The Neutron Spin Rotation (NSR) collaboration has developed a neutron spin polarimeter that has allowed the precise measurement of spin rotations at a level of less than 10-6 rad/m. This sensitive polarimeter was used with a liquid helium target as a test of parity non-conservation (PNC) in the nucleon-nucleon weak interaction. The Standard Model has been remarkably successful in describing weak interactions between leptons, leptons and hadrons, and in flavor-changing decays of hadrons. However, it has proven difficult both experimentally and theoretically to test the Standard Model with the nucleon-nucleon weak interaction. Strong and electromagnetic processes dominate at low energy so investigations are limited to PNC observables, where weak currents must play a role. Experiments measuring PNC spin-rotations in low-A nuclei are one of the few ways to access and test these fundamental theories. In addition, the NSR polarimeter was more recently used to place a stringent limit on possible long-range, spin-dependent interactions through the exchange of an exotic vector boson. Upgrades to the apparatus should enable significantly improved limits on both quantities.
We completed a successful run of an experiment to study the strong interaction using weak interaction properties of the neutron. The neutron spin-rotation experiment is based on the principle that a transversely polarized neutron beam will experience a parity-violating rotation of its polarization vector about its momentum axis in the target due to the weak interaction component of the forward scattering amplitude. To measure the small rotation angle, a neutron polarimeter was used in which the horizontal-component of the neutron beam polarization was measured for a neutron beam initially polarized along the vertical axis. The challenge was to distinguish small parity-violating rotations from rotations that arise from residual magnetic fields.
The apparatus is shown in Fig. 1 assembled on the NG-6 beamline at the NIST Center for Neutron Research. The collaboration acquired data on the rotation angle of neutrons traversing a 42-cm liquid helium target from the period of January through June of 2008. The target was divided into four quadrants, front and back and side-to-side. This allowed one to remove the beam fluctuations by operating two simultaneous experiments side-by-side and also to minimize the effect of magnetic field drifts by inserting between the upstream and downstream targets a magnetic pi-coil that rotates the spins by 180 degrees. The position of the targets was changed by pumping the liquid helium using a non-magnetic centrifugal pump.

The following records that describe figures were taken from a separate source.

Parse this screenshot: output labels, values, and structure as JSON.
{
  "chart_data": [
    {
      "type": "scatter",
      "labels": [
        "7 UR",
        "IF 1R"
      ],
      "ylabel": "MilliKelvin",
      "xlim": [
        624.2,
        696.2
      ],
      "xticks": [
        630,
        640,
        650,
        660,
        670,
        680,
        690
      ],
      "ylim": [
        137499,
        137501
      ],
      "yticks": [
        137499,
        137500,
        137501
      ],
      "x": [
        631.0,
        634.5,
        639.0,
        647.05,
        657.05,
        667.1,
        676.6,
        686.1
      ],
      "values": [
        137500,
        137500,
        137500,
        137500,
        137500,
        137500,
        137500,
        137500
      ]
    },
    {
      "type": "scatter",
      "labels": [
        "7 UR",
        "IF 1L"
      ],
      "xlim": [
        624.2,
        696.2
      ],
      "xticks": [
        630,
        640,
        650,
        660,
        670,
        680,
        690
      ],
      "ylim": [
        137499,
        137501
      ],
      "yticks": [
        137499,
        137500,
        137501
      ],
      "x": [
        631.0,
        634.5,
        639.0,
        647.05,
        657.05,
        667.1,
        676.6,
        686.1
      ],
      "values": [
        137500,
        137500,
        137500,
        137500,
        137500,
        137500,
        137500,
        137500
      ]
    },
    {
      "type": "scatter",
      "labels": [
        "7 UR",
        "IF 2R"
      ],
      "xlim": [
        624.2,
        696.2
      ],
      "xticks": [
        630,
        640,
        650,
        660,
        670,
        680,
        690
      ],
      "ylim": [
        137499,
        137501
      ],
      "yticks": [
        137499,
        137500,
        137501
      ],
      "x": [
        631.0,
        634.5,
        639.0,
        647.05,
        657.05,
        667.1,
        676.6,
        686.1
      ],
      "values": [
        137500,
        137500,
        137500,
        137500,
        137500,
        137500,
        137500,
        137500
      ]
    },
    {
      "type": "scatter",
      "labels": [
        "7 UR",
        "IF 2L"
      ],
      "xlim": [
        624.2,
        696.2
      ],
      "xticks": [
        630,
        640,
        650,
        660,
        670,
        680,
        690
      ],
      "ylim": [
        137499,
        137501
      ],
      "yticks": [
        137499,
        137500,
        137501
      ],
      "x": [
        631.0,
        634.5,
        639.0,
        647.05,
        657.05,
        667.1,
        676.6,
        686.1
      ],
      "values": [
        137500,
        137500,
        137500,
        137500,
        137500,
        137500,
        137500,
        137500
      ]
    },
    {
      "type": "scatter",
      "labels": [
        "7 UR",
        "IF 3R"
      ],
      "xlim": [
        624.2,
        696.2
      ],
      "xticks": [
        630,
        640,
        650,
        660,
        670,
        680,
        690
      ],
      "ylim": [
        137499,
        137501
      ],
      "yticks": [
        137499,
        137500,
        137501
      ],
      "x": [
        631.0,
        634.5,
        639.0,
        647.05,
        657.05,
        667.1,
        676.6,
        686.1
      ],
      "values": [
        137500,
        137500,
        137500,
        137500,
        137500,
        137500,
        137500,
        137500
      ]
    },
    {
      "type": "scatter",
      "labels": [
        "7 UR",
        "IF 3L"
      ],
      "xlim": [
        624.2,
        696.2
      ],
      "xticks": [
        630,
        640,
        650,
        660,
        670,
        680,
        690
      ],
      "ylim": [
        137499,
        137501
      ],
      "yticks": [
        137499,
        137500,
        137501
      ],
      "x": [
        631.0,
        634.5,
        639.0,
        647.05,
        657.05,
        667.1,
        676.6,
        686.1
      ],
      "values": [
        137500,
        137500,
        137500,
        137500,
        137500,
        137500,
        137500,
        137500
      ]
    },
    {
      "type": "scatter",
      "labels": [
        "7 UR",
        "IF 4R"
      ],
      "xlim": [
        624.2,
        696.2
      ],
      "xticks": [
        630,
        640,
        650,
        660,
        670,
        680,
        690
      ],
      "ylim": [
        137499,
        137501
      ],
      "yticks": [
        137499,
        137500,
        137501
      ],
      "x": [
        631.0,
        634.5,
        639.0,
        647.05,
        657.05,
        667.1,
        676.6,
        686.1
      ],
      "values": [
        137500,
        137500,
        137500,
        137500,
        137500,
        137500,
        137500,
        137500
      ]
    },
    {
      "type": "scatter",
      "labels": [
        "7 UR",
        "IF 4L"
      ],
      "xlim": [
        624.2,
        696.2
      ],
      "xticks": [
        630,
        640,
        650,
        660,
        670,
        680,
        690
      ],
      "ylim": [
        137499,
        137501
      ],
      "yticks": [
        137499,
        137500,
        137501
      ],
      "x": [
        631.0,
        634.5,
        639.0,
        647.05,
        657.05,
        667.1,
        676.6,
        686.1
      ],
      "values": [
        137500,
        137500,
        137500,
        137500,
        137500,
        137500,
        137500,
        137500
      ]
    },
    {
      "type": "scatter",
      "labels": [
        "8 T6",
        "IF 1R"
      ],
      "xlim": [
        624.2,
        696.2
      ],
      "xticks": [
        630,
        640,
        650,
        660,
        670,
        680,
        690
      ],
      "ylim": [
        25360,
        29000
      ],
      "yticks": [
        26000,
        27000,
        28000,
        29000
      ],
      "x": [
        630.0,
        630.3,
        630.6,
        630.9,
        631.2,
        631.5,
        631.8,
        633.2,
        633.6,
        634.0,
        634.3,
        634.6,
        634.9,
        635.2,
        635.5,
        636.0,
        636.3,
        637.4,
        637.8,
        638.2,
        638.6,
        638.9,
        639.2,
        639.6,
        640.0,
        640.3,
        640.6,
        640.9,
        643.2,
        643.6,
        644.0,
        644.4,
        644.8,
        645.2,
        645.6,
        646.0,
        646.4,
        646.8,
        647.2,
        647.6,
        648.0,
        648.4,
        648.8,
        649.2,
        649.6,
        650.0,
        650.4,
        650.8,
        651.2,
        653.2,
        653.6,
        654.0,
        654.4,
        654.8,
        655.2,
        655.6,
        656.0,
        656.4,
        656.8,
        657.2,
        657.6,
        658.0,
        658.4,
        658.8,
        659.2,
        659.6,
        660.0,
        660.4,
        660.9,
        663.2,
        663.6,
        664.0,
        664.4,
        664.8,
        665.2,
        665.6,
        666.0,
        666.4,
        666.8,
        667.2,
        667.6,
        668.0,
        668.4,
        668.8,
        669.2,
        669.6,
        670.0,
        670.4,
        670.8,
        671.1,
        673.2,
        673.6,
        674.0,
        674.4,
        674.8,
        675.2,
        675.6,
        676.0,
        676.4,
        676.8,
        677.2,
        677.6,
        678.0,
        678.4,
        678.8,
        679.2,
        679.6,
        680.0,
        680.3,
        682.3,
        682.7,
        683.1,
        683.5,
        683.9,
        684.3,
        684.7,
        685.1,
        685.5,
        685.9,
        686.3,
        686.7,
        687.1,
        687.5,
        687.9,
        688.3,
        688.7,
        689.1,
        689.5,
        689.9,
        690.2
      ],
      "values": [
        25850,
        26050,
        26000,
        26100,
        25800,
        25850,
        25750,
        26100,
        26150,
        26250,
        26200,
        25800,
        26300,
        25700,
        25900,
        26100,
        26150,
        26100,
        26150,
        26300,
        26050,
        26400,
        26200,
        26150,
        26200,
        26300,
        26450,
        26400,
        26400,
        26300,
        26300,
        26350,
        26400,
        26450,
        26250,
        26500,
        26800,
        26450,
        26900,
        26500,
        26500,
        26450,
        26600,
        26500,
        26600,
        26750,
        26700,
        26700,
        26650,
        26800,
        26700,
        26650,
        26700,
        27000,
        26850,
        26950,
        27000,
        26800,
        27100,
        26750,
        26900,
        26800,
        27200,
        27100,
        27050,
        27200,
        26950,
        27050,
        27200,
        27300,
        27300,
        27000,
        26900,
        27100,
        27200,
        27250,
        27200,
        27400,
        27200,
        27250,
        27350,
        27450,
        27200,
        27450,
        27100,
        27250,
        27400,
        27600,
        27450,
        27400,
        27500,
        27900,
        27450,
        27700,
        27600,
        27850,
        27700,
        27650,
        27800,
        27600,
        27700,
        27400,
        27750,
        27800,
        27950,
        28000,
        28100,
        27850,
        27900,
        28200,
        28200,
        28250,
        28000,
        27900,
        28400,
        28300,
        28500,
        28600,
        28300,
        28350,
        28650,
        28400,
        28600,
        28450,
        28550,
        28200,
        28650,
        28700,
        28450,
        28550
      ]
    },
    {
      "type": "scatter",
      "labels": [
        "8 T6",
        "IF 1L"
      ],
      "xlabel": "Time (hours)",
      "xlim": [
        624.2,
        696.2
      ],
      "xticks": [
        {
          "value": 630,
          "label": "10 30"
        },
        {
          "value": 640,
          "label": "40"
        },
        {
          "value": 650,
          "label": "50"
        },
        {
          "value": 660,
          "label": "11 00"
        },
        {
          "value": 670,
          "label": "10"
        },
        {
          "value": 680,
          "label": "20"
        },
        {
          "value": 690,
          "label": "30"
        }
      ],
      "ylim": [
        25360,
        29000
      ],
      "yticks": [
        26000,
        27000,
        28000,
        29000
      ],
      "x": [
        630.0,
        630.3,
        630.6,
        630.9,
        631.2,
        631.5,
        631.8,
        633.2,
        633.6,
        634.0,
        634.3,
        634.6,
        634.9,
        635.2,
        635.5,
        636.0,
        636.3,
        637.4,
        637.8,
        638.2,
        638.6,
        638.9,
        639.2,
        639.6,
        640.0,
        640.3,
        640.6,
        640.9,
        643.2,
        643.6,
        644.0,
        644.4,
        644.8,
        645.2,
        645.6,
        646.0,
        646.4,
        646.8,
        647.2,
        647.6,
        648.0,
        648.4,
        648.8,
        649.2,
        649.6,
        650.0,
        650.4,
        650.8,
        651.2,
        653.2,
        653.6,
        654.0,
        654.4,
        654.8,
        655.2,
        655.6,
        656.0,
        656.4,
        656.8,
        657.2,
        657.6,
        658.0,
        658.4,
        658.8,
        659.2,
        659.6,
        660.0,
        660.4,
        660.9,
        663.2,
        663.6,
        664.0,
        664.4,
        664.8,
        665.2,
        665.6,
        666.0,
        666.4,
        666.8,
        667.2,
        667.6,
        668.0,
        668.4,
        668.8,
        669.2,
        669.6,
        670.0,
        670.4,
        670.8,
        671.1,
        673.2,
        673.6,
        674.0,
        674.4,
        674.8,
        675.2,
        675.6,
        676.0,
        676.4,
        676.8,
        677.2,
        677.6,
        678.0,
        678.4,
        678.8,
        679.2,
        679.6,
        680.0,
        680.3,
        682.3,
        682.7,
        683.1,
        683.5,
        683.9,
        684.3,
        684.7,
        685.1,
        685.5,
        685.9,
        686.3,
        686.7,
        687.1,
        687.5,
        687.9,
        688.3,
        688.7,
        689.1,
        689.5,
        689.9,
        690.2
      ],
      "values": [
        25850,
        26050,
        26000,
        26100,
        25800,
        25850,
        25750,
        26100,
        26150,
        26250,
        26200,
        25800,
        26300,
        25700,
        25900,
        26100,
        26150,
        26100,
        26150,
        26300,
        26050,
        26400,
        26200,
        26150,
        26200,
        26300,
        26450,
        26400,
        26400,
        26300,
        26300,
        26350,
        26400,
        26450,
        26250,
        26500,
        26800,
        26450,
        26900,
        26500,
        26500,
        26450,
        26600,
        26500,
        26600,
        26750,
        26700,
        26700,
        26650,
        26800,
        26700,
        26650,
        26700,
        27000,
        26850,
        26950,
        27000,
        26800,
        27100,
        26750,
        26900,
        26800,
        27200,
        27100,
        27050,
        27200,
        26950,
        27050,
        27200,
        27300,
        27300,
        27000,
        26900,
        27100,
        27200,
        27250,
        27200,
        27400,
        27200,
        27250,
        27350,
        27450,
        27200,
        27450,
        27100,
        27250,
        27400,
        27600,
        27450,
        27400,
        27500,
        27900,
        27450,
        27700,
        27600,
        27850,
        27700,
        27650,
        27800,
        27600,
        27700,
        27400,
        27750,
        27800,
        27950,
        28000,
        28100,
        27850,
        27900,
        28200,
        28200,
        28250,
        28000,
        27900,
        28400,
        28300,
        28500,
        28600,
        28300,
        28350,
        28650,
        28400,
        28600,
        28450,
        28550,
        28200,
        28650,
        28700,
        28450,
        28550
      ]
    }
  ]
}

Upon completion of the running, both the statistical and systematic analysis of the data were performed. We calculated rotation angles for each of the pi-coil and target states. Figure 2 shows the PNC angle with the pi-coil on (i.e., when it is sensitive to PNC influences). The result from the final analysis for the rotation angle is (+2.1 ± 8.8) × 10−7 rad/m, which is the best limit on spin rotation in liquid helium. The uncertainty is dominated by counting statistics, and hence, an improved experiment is being developed for the new high-flux NG-C beamline. The upgraded experiment will take advantage of the large area of the beam by redesigning the LHe target, using supermirror guides, and purchasing improved polarizers. The goal of the new experiment is to improve the limit on PNC rotation to 2 × 10−7 rad/m, which will be sufficient to test recent theoretical predictions.
Since the last operation of the polarimeter, many of the components were upgraded, which enabled a novel method for searching for short-range forces. Specifically, one could search for the possible existence of new interactions in nature with ranges of mesoscopic scale (millimeters to microns), corresponding to exchange boson masses in the 1 meV to 1 eV range and with very weak couplings to matter.
The improved apparatus was outfitted with a room-temperature target using multiple flat plates containing a large mass density gradient across the gaps traversed by the polarized neutrons. The test masses were arranged in four quadrant regions each containing eight open channels for the neutrons separated by two plate thicknesses (see Fig. 3). The precision polarimetry was performed in a manner analogous to that of the liquid helium target: the target was designed such that in any of the four possible target states two diagonally opposed quadrants would not be sensitive to any short-range force while the remaining two would produce rotations of opposite signs from opposite mass-gradients. Rotating the target into different states reverses the mass gradient, and thus the signs of the rotations in each quadrant, without affecting the signs of rotations from magnetic fields. This allows one to isolate rotations from systematic effects versus those potentially arising from short-range forces.
The experiment was carried out on the FP12 neutron beamline at the Los Alamos Neutron Scattering Center (LANSCE) at Los Alamos National Laboratory. The result improved limits on possible long-range, spin-dependent interactions through the exchange of an exotic vector boson, as shown in Fig. 4. Prospects for future improvement in the sensitivity are very good. The intensity of the cold neutron beam at the NG-C beam at NIST is higher by about two orders of magnitude. Combined with a longer running time and the use of a denser target material such as tungsten in place of the copper used in this work, one can envision a further improvement in the statistical sensitivity in future measurements of more than two orders of magnitude assuming that there are no limitations from unanticipated systematic uncertainties.